NMT offers higher predictability, especially over time, and across tuned languages. We also previously compared generic NMT output to LLMs output, and while the quality is lower (increased post-edit distances, etc.), the predictability in the output is consistent. With LLMs, quality tapers off quickly and, notably so with non-English languages as a source, and for less well-resourced languages in general. Content output can vary quite materially over time.
One example relates to AI hallucinations – especially in lower-resourced languages – which can affect output to the point where the translation is simply not useful. This was seen in incorrect handling of technical content such as URLs, client or domain-specific terminology, and short sentences, meaning LLMs don’t yet produce such reliable results when processing content in large batches, or at scale.
Generally, Acolad results combined with expert human review showed that while the LLM output did score relatively highly, it struggled with more complex content with structural elements, like formatting, and inline tagging.
Further, with the requirement to manage relatively complex prompts across languages and models, the broader application of LLM technology in translation workflows will add to the total cost of translation, even though raw processing costs are dropping.
Effectively, if you require automated translations for large amounts of content without human input or post-editing, it’s likely better to rely on a quality, proven machine translation solution - for now.
As we already noted, even when employing a human-in-the-loop to edit the automatic translation output, it can still be more cost-effective to use machine translation over generative AI, simply because of the time saved from iterating over prompts to refine the output of the LLM. Additionally, NMT has a lower Post-Edit Distance (PED) and Translation Edit Rate (TER), meaning it requires less work to correct compared to starting with LLM.

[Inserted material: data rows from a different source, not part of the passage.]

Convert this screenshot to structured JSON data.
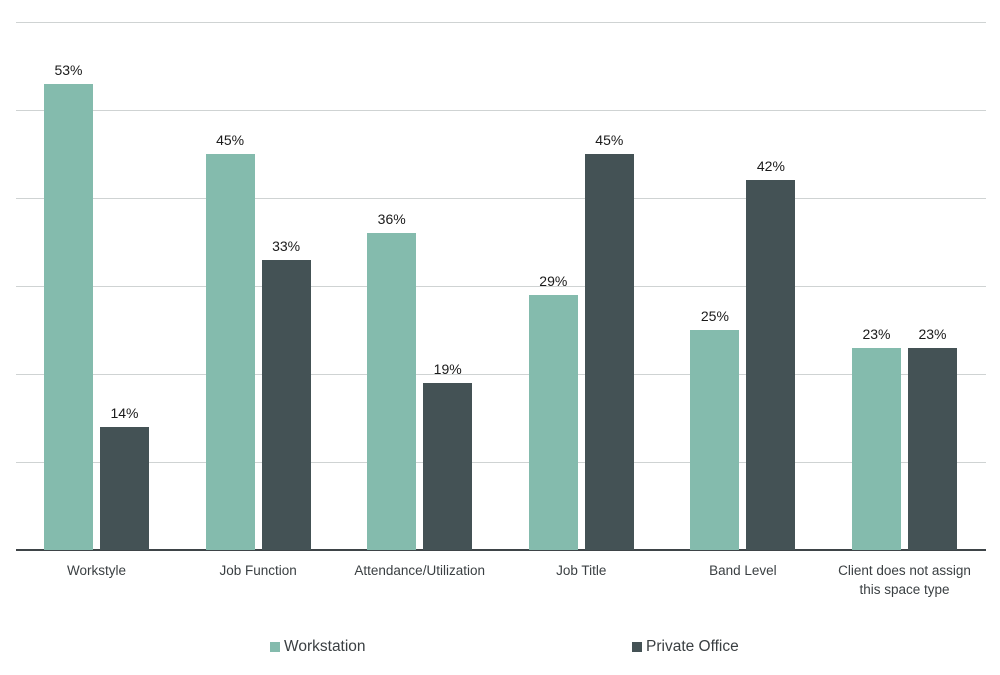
{
  "chart_data": {
    "type": "bar",
    "title": "",
    "xlabel": "",
    "ylabel": "",
    "ylim": [
      0,
      60
    ],
    "grid": true,
    "gridlines": [
      0,
      10,
      20,
      30,
      40,
      50,
      60
    ],
    "legend_position": "bottom",
    "categories": [
      "Workstyle",
      "Job Function",
      "Attendance/Utilization",
      "Job Title",
      "Band Level",
      "Client does not assign this space type"
    ],
    "category_lines": [
      [
        "Workstyle"
      ],
      [
        "Job Function"
      ],
      [
        "Attendance/Utilization"
      ],
      [
        "Job Title"
      ],
      [
        "Band Level"
      ],
      [
        "Client does not assign",
        "this space type"
      ]
    ],
    "series": [
      {
        "name": "Workstation",
        "color": "#84bbad",
        "values": [
          53,
          45,
          36,
          29,
          25,
          23
        ],
        "labels": [
          "53%",
          "45%",
          "36%",
          "29%",
          "25%",
          "23%"
        ]
      },
      {
        "name": "Private Office",
        "color": "#445255",
        "values": [
          14,
          33,
          19,
          45,
          42,
          23
        ],
        "labels": [
          "14%",
          "33%",
          "19%",
          "45%",
          "42%",
          "23%"
        ]
      }
    ]
  },
  "legend": {
    "items": [
      {
        "label": "Workstation",
        "color": "#84bbad"
      },
      {
        "label": "Private Office",
        "color": "#445255"
      }
    ]
  }
}
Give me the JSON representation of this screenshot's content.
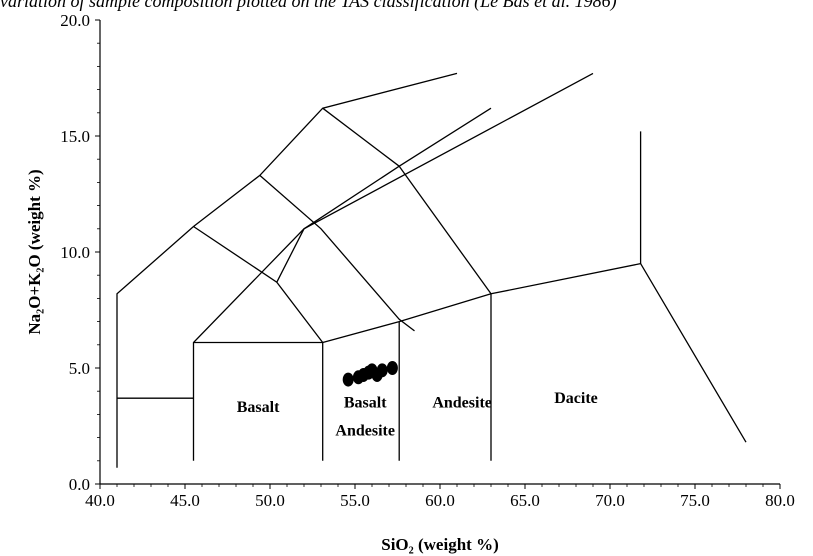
{
  "caption_fragment": "variation of sample composition plotted on the TAS classification (Le Bas et al. 1986)",
  "chart_data": {
    "type": "scatter",
    "title": "",
    "xlabel": "SiO₂ (weight %)",
    "ylabel": "Na₂O+K₂O (weight %)",
    "xlim": [
      40,
      80
    ],
    "ylim": [
      0,
      20
    ],
    "x_ticks": [
      40,
      45,
      50,
      55,
      60,
      65,
      70,
      75,
      80
    ],
    "x_tick_labels": [
      "40.0",
      "45.0",
      "50.0",
      "55.0",
      "60.0",
      "65.0",
      "70.0",
      "75.0",
      "80.0"
    ],
    "y_ticks": [
      0,
      5,
      10,
      15,
      20
    ],
    "y_tick_labels": [
      "0.0",
      "5.0",
      "10.0",
      "15.0",
      "20.0"
    ],
    "grid": false,
    "boundaries": [
      [
        [
          41,
          0.7
        ],
        [
          41,
          8.2
        ],
        [
          45.5,
          11.1
        ],
        [
          49.4,
          13.3
        ],
        [
          53.1,
          16.2
        ],
        [
          61,
          17.7
        ]
      ],
      [
        [
          41,
          3.7
        ],
        [
          45.5,
          3.7
        ]
      ],
      [
        [
          45.5,
          1.0
        ],
        [
          45.5,
          6.1
        ],
        [
          52.0,
          11.0
        ],
        [
          69,
          17.7
        ]
      ],
      [
        [
          45.5,
          6.1
        ],
        [
          53.1,
          6.1
        ],
        [
          53.1,
          1.0
        ]
      ],
      [
        [
          45.5,
          11.1
        ],
        [
          50.4,
          8.7
        ],
        [
          53.1,
          6.1
        ]
      ],
      [
        [
          49.4,
          13.3
        ],
        [
          53,
          11
        ],
        [
          57.6,
          7.1
        ],
        [
          58.5,
          6.6
        ]
      ],
      [
        [
          50.4,
          8.7
        ],
        [
          52,
          11
        ]
      ],
      [
        [
          52,
          11
        ],
        [
          57.6,
          13.7
        ],
        [
          63,
          16.2
        ]
      ],
      [
        [
          53.1,
          6.1
        ],
        [
          57.6,
          7.0
        ],
        [
          63.0,
          8.2
        ],
        [
          71.8,
          9.5
        ],
        [
          78,
          1.8
        ]
      ],
      [
        [
          57.6,
          7.0
        ],
        [
          57.6,
          1.0
        ]
      ],
      [
        [
          63.0,
          8.2
        ],
        [
          63.0,
          1.0
        ]
      ],
      [
        [
          71.8,
          9.5
        ],
        [
          71.8,
          15.2
        ]
      ],
      [
        [
          57.6,
          13.7
        ],
        [
          63,
          8.2
        ]
      ],
      [
        [
          53.1,
          16.2
        ],
        [
          57.6,
          13.7
        ]
      ]
    ],
    "field_labels": [
      {
        "text": "Basalt",
        "x": 49.3,
        "y": 3.1
      },
      {
        "text": "Basalt",
        "x": 55.6,
        "y": 3.3
      },
      {
        "text": "Andesite",
        "x": 55.6,
        "y": 2.1
      },
      {
        "text": "Andesite",
        "x": 61.3,
        "y": 3.3
      },
      {
        "text": "Dacite",
        "x": 68.0,
        "y": 3.5
      }
    ],
    "points": [
      {
        "x": 54.6,
        "y": 4.5
      },
      {
        "x": 55.2,
        "y": 4.6
      },
      {
        "x": 55.5,
        "y": 4.7
      },
      {
        "x": 55.8,
        "y": 4.8
      },
      {
        "x": 56.0,
        "y": 4.9
      },
      {
        "x": 56.3,
        "y": 4.7
      },
      {
        "x": 56.6,
        "y": 4.9
      },
      {
        "x": 57.2,
        "y": 5.0
      }
    ]
  }
}
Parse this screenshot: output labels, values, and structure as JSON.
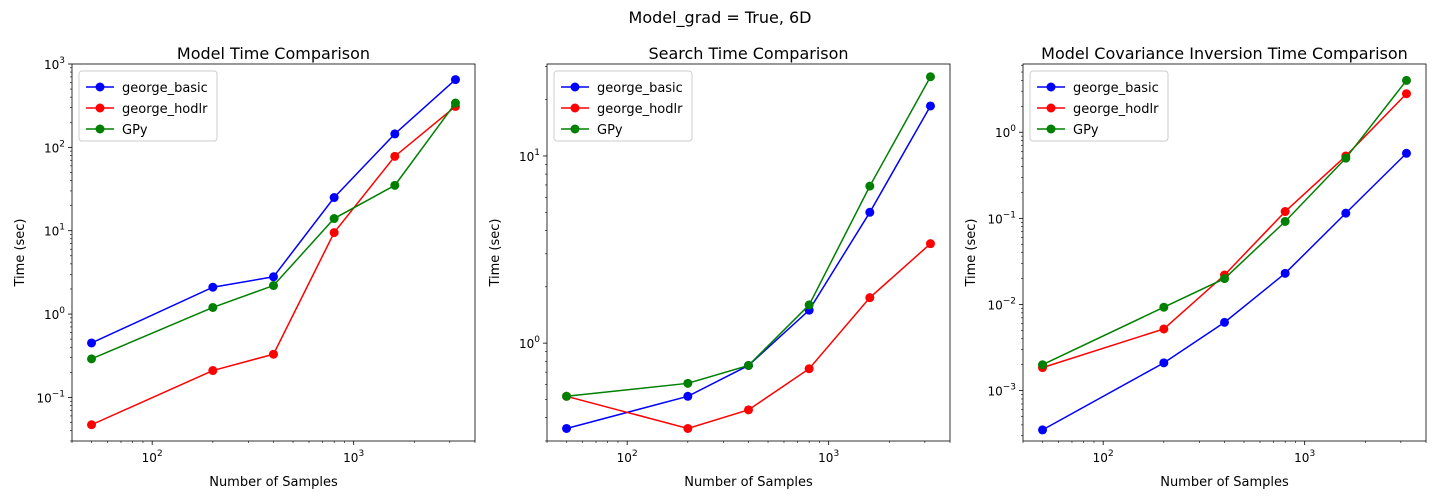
{
  "suptitle": "Model_grad = True, 6D",
  "chart_data": [
    {
      "type": "line",
      "title": "Model Time Comparison",
      "xlabel": "Number of Samples",
      "ylabel": "Time (sec)",
      "xscale": "log",
      "yscale": "log",
      "xlim": [
        40,
        4000
      ],
      "ylim": [
        0.03,
        1000
      ],
      "xticks": [
        {
          "value": 100,
          "base": "10",
          "exp": "2"
        },
        {
          "value": 1000,
          "base": "10",
          "exp": "3"
        }
      ],
      "yticks": [
        {
          "value": 0.1,
          "base": "10",
          "exp": "−1"
        },
        {
          "value": 1,
          "base": "10",
          "exp": "0"
        },
        {
          "value": 10,
          "base": "10",
          "exp": "1"
        },
        {
          "value": 100,
          "base": "10",
          "exp": "2"
        },
        {
          "value": 1000,
          "base": "10",
          "exp": "3"
        }
      ],
      "legend_loc": "upper left",
      "x": [
        50,
        200,
        400,
        800,
        1600,
        3200
      ],
      "series": [
        {
          "name": "george_basic",
          "color": "#0000ff",
          "values": [
            0.45,
            2.1,
            2.8,
            25,
            145,
            650
          ]
        },
        {
          "name": "george_hodlr",
          "color": "#ff0000",
          "values": [
            0.047,
            0.21,
            0.33,
            9.5,
            78,
            310
          ]
        },
        {
          "name": "GPy",
          "color": "#008000",
          "values": [
            0.29,
            1.2,
            2.2,
            14,
            35,
            340
          ]
        }
      ]
    },
    {
      "type": "line",
      "title": "Search Time Comparison",
      "xlabel": "Number of Samples",
      "ylabel": "Time (sec)",
      "xscale": "log",
      "yscale": "log",
      "xlim": [
        40,
        4000
      ],
      "ylim": [
        0.3,
        31
      ],
      "xticks": [
        {
          "value": 100,
          "base": "10",
          "exp": "2"
        },
        {
          "value": 1000,
          "base": "10",
          "exp": "3"
        }
      ],
      "yticks": [
        {
          "value": 1,
          "base": "10",
          "exp": "0"
        },
        {
          "value": 10,
          "base": "10",
          "exp": "1"
        }
      ],
      "legend_loc": "upper left",
      "x": [
        50,
        200,
        400,
        800,
        1600,
        3200
      ],
      "series": [
        {
          "name": "george_basic",
          "color": "#0000ff",
          "values": [
            0.35,
            0.52,
            0.76,
            1.5,
            5.0,
            18.5
          ]
        },
        {
          "name": "george_hodlr",
          "color": "#ff0000",
          "values": [
            0.52,
            0.35,
            0.44,
            0.73,
            1.75,
            3.4
          ]
        },
        {
          "name": "GPy",
          "color": "#008000",
          "values": [
            0.52,
            0.61,
            0.76,
            1.6,
            6.9,
            26.5
          ]
        }
      ]
    },
    {
      "type": "line",
      "title": "Model Covariance Inversion Time Comparison",
      "xlabel": "Number of Samples",
      "ylabel": "Time (sec)",
      "xscale": "log",
      "yscale": "log",
      "xlim": [
        40,
        4000
      ],
      "ylim": [
        0.00026,
        6.2
      ],
      "xticks": [
        {
          "value": 100,
          "base": "10",
          "exp": "2"
        },
        {
          "value": 1000,
          "base": "10",
          "exp": "3"
        }
      ],
      "yticks": [
        {
          "value": 0.001,
          "base": "10",
          "exp": "−3"
        },
        {
          "value": 0.01,
          "base": "10",
          "exp": "−2"
        },
        {
          "value": 0.1,
          "base": "10",
          "exp": "−1"
        },
        {
          "value": 1,
          "base": "10",
          "exp": "0"
        }
      ],
      "legend_loc": "upper left",
      "x": [
        50,
        200,
        400,
        800,
        1600,
        3200
      ],
      "series": [
        {
          "name": "george_basic",
          "color": "#0000ff",
          "values": [
            0.00035,
            0.0021,
            0.0062,
            0.023,
            0.115,
            0.57
          ]
        },
        {
          "name": "george_hodlr",
          "color": "#ff0000",
          "values": [
            0.00185,
            0.0052,
            0.022,
            0.12,
            0.53,
            2.8
          ]
        },
        {
          "name": "GPy",
          "color": "#008000",
          "values": [
            0.002,
            0.0093,
            0.02,
            0.092,
            0.5,
            4.0
          ]
        }
      ]
    }
  ]
}
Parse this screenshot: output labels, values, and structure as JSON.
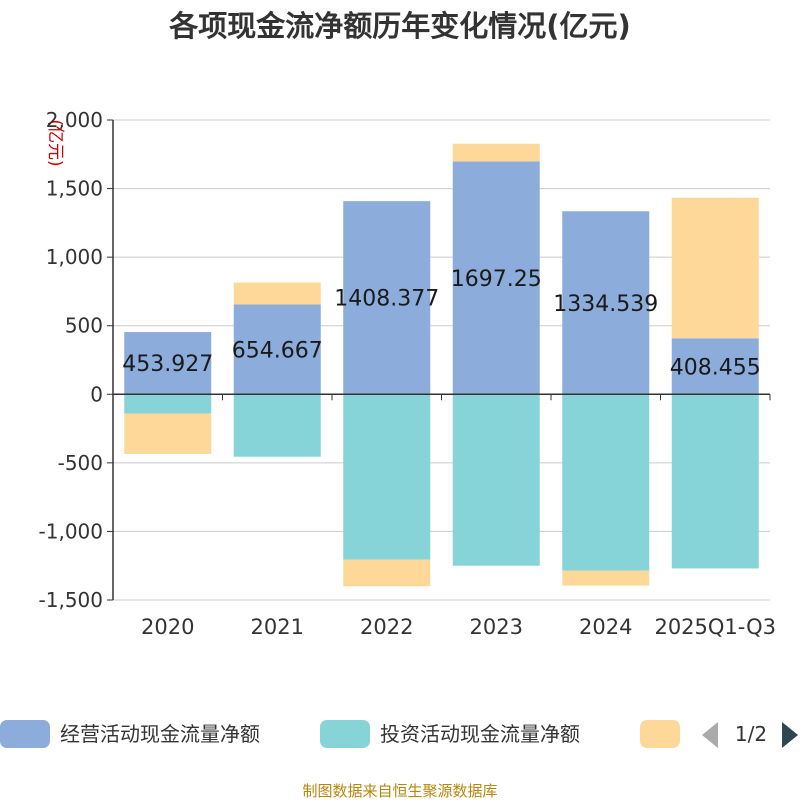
{
  "chart_data": {
    "type": "bar",
    "stacked": true,
    "title": "各项现金流净额历年变化情况(亿元)",
    "ylabel": "(亿元)",
    "xlabel": "",
    "ylim": [
      -1500,
      2000
    ],
    "yticks": [
      2000,
      1500,
      1000,
      500,
      0,
      -500,
      -1000,
      -1500
    ],
    "ytick_labels": [
      "2,000",
      "1,500",
      "1,000",
      "500",
      "0",
      "-500",
      "-1,000",
      "-1,500"
    ],
    "categories": [
      "2020",
      "2021",
      "2022",
      "2023",
      "2024",
      "2025Q1-Q3"
    ],
    "series": [
      {
        "name": "经营活动现金流量净额",
        "color": "#8caddb",
        "values": [
          453.927,
          654.667,
          1408.377,
          1697.25,
          1334.539,
          408.455
        ],
        "labels": [
          "453.927",
          "654.667",
          "1408.377",
          "1697.25",
          "1334.539",
          "408.455"
        ]
      },
      {
        "name": "投资活动现金流量净额",
        "color": "#86d4d8",
        "values": [
          -140,
          -455,
          -1205,
          -1250,
          -1285,
          -1270
        ]
      },
      {
        "name": "",
        "color": "#fdd899",
        "values": [
          -295,
          160,
          -195,
          130,
          -110,
          1025
        ]
      }
    ],
    "legend_position": "bottom",
    "grid": true
  },
  "legend": {
    "page_indicator": "1/2"
  },
  "source": "制图数据来自恒生聚源数据库"
}
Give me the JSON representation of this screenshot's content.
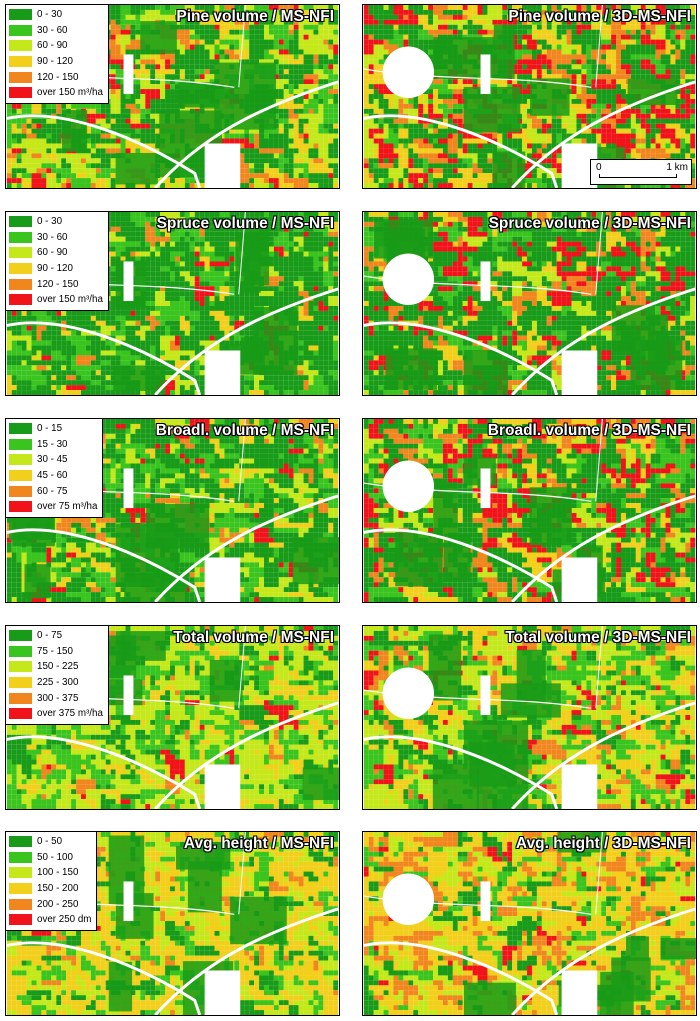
{
  "colors": {
    "c1": "#189b18",
    "c2": "#3ac41e",
    "c3": "#c5e81a",
    "c4": "#f2cf1a",
    "c5": "#f2861e",
    "c6": "#f0141a"
  },
  "scalebar": {
    "start_label": "0",
    "end_label": "1 km"
  },
  "rows": [
    {
      "name": "pine",
      "legend": [
        "0 - 30",
        "30 - 60",
        "60 - 90",
        "90 - 120",
        "120 - 150",
        "over 150 m³/ha"
      ],
      "left_title": "Pine volume / MS-NFI",
      "right_title": "Pine volume / 3D-MS-NFI"
    },
    {
      "name": "spruce",
      "legend": [
        "0 - 30",
        "30 - 60",
        "60 - 90",
        "90 - 120",
        "120 - 150",
        "over 150 m³/ha"
      ],
      "left_title": "Spruce volume / MS-NFI",
      "right_title": "Spruce volume / 3D-MS-NFI"
    },
    {
      "name": "broadleaved",
      "legend": [
        "0 - 15",
        "15 - 30",
        "30 - 45",
        "45 - 60",
        "60 - 75",
        "over 75 m³/ha"
      ],
      "left_title": "Broadl. volume / MS-NFI",
      "right_title": "Broadl. volume / 3D-MS-NFI"
    },
    {
      "name": "total",
      "legend": [
        "0 - 75",
        "75 - 150",
        "150 - 225",
        "225 - 300",
        "300 - 375",
        "over 375 m³/ha"
      ],
      "left_title": "Total volume / MS-NFI",
      "right_title": "Total volume / 3D-MS-NFI"
    },
    {
      "name": "height",
      "legend": [
        "0 - 50",
        "50 - 100",
        "100 - 150",
        "150 - 200",
        "200 - 250",
        "over 250 dm"
      ],
      "left_title": "Avg. height / MS-NFI",
      "right_title": "Avg. height / 3D-MS-NFI"
    }
  ]
}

Despite these results, it’s clear that Generative AI LLMs will still have a large role to play in automating translations - especially as the models are refined. It has exciting potential applications in its use to stylistically rewrite MT output, for example. There is strong evidence that LLMs could play a pivotal role in quality evaluation, and this may support capabilities in translation, such as self-reflecting post-editing.
They clearly display exciting possibilities when dealing with ambiguities, idioms, cultural references, and even humor that some MT models have traditionally struggled with, given the contained data sets used to build their models.